Dabei trifft traditionelles Handwerk auf aktuelle Trends zu bewusster, gesunder und nachhaltiger Ernährung. Gepaart mit Außer-Haus-Verzehr und internationalen Geschmackserlebnissen eröffnen sich neue Chancen im Backgewerbe. So kam die Branche relativ stabil durch das Krisenjahr 2022. Laut Angaben des Zentralverbands des Deutschen Bäckerhandwerks e.V. stieg der Jahresumsatz im Bäckerhandwerk im Jahr 2022 um 1,38 Milliarden Euro auf 16,27 Milliarden Euro. Dies entspricht gegenüber dem Vorjahr einer Zunahme um 9,26 Prozent, was aber zum größten Teil auf allgemeine Preissteigerungen zurückzuführen ist.  

Dass sich der durchschnittliche Umsatz pro Betrieb sogar um 13,38 Prozent auf 1.694.000 Euro erhöht hat, liegt auch an der wiederum gesunkenen Zahl der Betriebe, von denen der Zentralverband zum 31.12.2022 nur noch 9607 ausweist – so wenig wie noch nie zuvor. 

Glewichwohl ist Potential für Brot und Backwaren da, doch auch die Backbranche hat mit dem Wandel des Arbeitsmarkts zu kämpfen. Vor allem fehlt der Nachwuchs. 2022 sank die Zahl der Auszubildenden auf einen neuen Tiefstand: 10.846. Im Jahr davor waren es noch 12.242. Der Rückgang betrifft sowohl den Lehrlingsbestand der Bäckerinnen und Bäcker als auch die Anzahl der Fachverkäuferinnen und Fachverkäufern. Auch die Zahl der Auszubildenden mit Migrationshintergrund sank um 13,8 Prozent. Hinzu kommt, dass immer mehr Bäckerlehrlinge ihre Ausbildung abbrechen und ihre Verträge vorzeitig auflösen (im Jahr 2022 waren das 23,2 Prozent).   

Dem gilt es mit innovativen Strategien entgegenzusteuern. Als einer der Vorreiter in Sachen „Comeback des Brotes“ gilt Bernd Kütscher. Der Bäckermeister ist Präsident der Akademie Deutsches Bäckerhandwerk in Weinheim, die unter seiner Führung internationales Renommee erlangte und heute gefragte Aus- und Weiterbildungsstation für Bäckernachwuchs aus aller Welt ist. 2019 wurde die Akademie von der Europäischen Union als innovativster Bildungsanbieter Europas ausgezeichnet.  

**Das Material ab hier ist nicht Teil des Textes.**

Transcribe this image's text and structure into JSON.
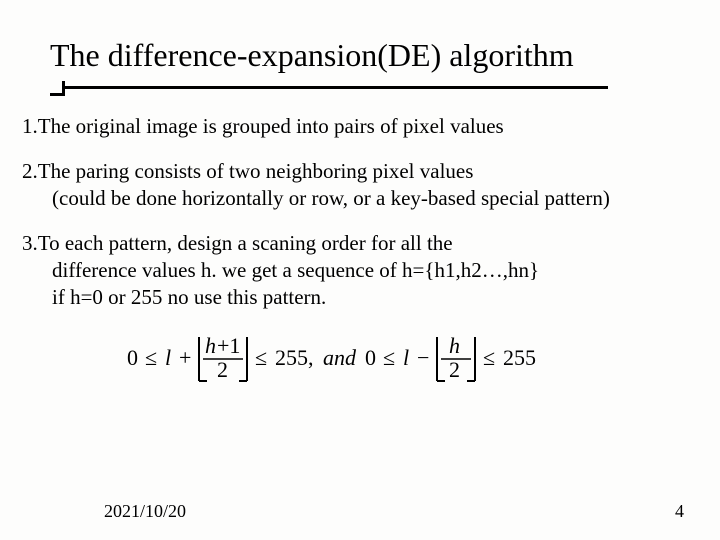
{
  "title": "The difference-expansion(DE) algorithm",
  "items": [
    {
      "lines": [
        "1.The original image is grouped into pairs of pixel values"
      ]
    },
    {
      "lines": [
        "2.The paring consists of two neighboring pixel values",
        "(could be done horizontally or row, or a key-based special pattern)"
      ]
    },
    {
      "lines": [
        "3.To each pattern, design a scaning order for all the",
        "difference values h. we get a sequence of  h={h1,h2…,hn}",
        "if h=0 or 255 no use this pattern."
      ]
    }
  ],
  "formula": {
    "tex": "0 \\le l + \\left\\lfloor \\frac{h+1}{2} \\right\\rfloor \\le 255,\\; and\\; 0 \\le l - \\left\\lfloor \\frac{h}{2} \\right\\rfloor \\le 255"
  },
  "footer": {
    "date": "2021/10/20",
    "page": "4"
  }
}
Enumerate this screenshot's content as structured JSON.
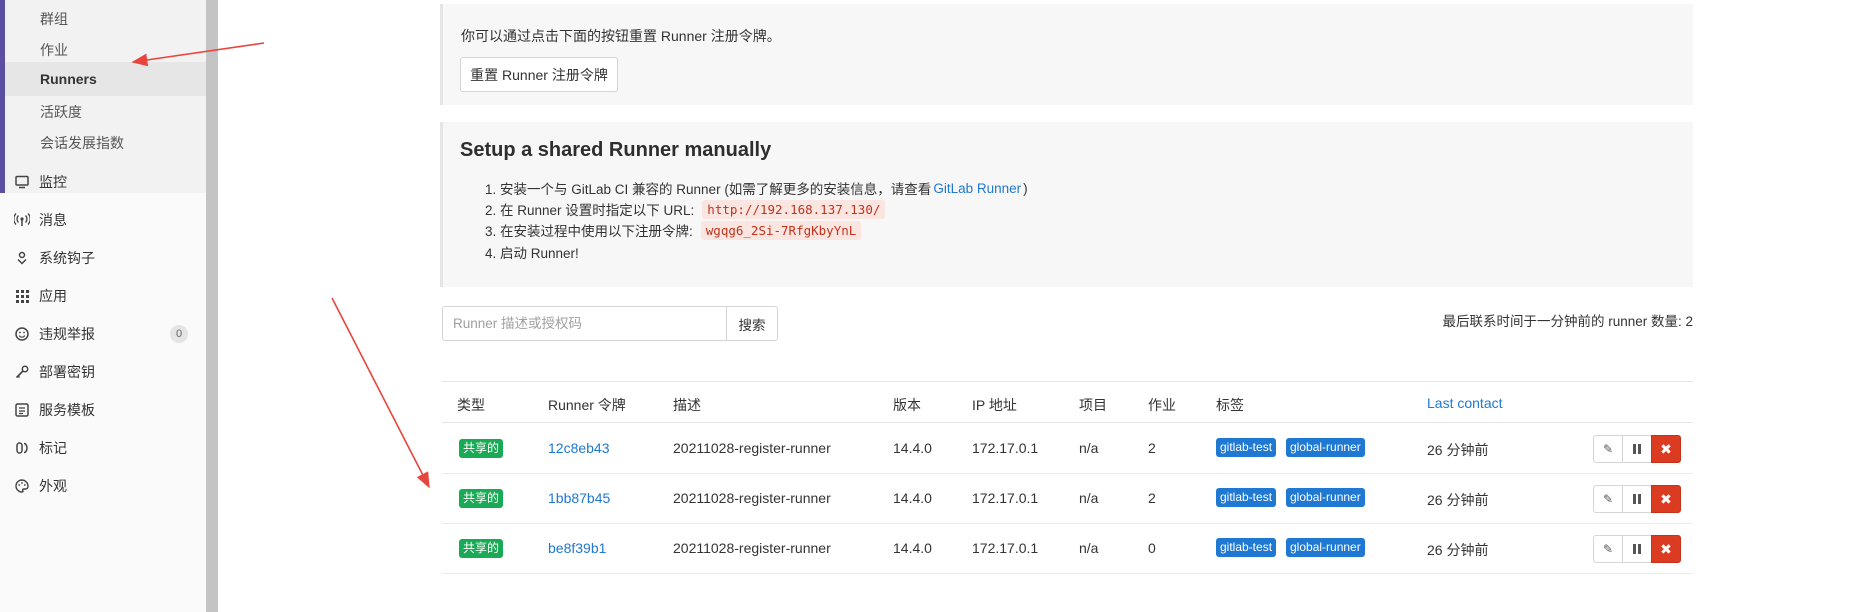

Kütscher setzt auf eine neue Generation von Bäckermeistern, die bewusst an alte Traditionen anknüpfen und daraus neue Kreationen schaffen. Wir sprachen mit ihm über sie derzeitige Situation und über mögliche Lösungsansätze und erfolgreiche Strategien.  

Herr Kütscher, der allgemeine Fachkräftemangel trifft praktisch jede Branche in Deutschland. Doch das deutsche Bäckerhandwerk kämpft schon seit Jahren mit dem Problem Nachwuchsmangel – schon 2008 hatte die Werbegemeinschaft des Deutschen Bäckerhandwerks dazu ihre Nachwuchskampagne ‚Back dir deine Zukunft’ ins Leben gerufen, die Maßstäbe setzte. Und doch fehlt es immer noch am Nachwuchs. Was sind für Sie die Hauptgründe, dass die Backbranche offensichtlich noch immer so wenig attraktiv erscheint? 

Abgesehen von demografischen Gründen, die alle Branchen betreffen, haben wir im Bäckerhandwerk leider noch den Umstand, dass junge Menschen nichts über die Vielfalt sowie die Chancen einer Ausbildung im Bäckerhandwerk wissen. Die genannte Kampagne hat geholfen, doch der Bäckerberuf wird noch zu häufig auf „früh aufstehen“ reduziert, wobei nicht einmal das in allen Fällen korrekt ist. Immer mehr Bäckereien haben heute auch Tagschichten und bieten eine Ausbildung tagsüber.  

Kampagnen von Institutionen und Verbänden der Bäckerbranche wie die bereits erwähnte haben in den vergangenen Jahren schon einiges erreicht, um das Image der Branche positiv zu beeinflussen und den Beruf attraktiver zu machen.  Gibt es darüber hinaus erfolgversprechende Strategien, um dem allgemeinen Fachkräftemangel im Bäckerhandwerk entgegenzutreten? Es ist ja auch wichtig, Auszubildende langfristig für den Beruf begeistern, und sicher lohnt es sich, auch Quereinsteigern und Flüchtlingen die Chance für eine spätere Karriere zu geben. 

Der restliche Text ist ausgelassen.